Vater schafft's

Ralph Weibel | veröffentlicht am 26.08.2018

Breiteren Autos begegnen wir mit breiteren Strassen. Ist das sinnvoll? Nein! Das ganze wirkt sich auch noch negativ auf den Vaterschaftsurlaub aus.

Vater schafft's
Marco Ratschiller | (Nebelspalter)

Bei einer Vollbremsung muss  Herr Jean-Marc Jeanneret, seines Zeichens Präsident des Verbandes für Verkehrsfachleute Schweiz (VSS) mit dem Kopf heftig auf das Lenkrad geschlagen sein. Dabei ist es ihm wie Schuppen von den Augen gefallen. Die Lösung auf das Problem, wie auf die immer grösser werdenden Autos auf Schweizer Strassen zu reagieren sei: Breitere Strassen bauen.
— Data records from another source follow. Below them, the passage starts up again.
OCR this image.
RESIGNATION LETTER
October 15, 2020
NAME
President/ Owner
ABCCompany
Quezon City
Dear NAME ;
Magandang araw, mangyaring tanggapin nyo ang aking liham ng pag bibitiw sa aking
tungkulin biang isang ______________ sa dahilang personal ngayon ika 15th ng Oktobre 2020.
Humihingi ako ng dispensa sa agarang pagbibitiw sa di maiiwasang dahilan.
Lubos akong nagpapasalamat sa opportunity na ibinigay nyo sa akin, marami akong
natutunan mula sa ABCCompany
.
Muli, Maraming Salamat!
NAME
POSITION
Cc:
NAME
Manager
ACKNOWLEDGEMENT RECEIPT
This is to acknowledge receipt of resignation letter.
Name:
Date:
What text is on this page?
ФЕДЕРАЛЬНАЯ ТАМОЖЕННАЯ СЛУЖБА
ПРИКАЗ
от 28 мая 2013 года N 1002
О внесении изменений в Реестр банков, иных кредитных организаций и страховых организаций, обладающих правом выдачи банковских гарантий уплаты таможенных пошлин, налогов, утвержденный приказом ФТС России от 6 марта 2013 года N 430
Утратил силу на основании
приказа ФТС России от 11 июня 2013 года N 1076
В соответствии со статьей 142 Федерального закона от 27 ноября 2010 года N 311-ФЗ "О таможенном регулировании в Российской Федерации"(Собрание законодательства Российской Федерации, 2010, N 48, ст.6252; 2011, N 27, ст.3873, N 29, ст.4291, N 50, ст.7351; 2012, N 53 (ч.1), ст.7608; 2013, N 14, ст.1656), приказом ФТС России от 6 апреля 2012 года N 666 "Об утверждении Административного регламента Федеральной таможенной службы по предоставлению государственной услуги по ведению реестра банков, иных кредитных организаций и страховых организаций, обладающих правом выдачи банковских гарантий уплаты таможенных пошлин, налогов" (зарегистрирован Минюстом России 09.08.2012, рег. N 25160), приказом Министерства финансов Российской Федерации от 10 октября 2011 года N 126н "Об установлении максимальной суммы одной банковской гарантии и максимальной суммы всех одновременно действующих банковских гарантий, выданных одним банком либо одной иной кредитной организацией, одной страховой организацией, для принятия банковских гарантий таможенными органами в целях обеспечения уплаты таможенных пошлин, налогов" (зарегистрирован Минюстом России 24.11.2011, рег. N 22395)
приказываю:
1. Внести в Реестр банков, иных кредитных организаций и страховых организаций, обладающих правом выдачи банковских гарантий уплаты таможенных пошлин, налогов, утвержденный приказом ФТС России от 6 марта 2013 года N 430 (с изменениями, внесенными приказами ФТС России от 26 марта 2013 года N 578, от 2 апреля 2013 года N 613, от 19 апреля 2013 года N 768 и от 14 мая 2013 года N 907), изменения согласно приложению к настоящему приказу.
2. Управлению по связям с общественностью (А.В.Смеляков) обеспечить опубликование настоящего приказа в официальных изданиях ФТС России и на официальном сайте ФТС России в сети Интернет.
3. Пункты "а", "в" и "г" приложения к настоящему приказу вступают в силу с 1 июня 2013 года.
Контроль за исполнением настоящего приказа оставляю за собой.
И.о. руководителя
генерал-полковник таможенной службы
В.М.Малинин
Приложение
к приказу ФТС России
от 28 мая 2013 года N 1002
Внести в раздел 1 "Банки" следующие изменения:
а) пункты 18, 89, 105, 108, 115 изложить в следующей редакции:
Aua! Im Wahn, unsere Strassen könnten dereinst mit Gröll oder von meterhohen Schneemassen überdeckt sein, ist jeder dritte Neuwagen in der Schweiz  ein geländetauglicher SUV. Mehrheitlich wird damit auf gut ausgebauten, aber zu schmalen, Stras­sen und um die CO2-Grenzwerte von 95g/km herumgekurvt. Da würde es sich doch lohnen, einmal anzuhalten und kurz drüber nachzudenken. Bei der vorhandenen Logik hoffentlich nicht mit dem Schluss, SUV als bäuerliche Fahrzeuge – also Traktoren, was sie ja eigentlich sind – zu deklarieren, um von der Mineralölsteuer befreit zu werden. Aber damit ist wohl auch bald Schluss.

Ins Rollen kommt dafür der Vaterschaftsurlaub. Als gutschweizerischer Kompromiss nicht vier, sondern zwei Wochen. Wobei sich ernsthaft die Frage stellt, ob das reicht? Aus zweifacher Erfahrung muss ich sagen: Viel zu wenig. Eigentlich müsste der Vaterschaftsurlaub mindestens 16 Jahre dauern, bis die Bälger aus dem Gröbsten raus sind. Zudem garantiert niemand, dass die Väter in ihrem Urlaub wirklich die Windeln wechseln und nicht einfach mit ihren SUV die schmalen Strassen terrorisieren.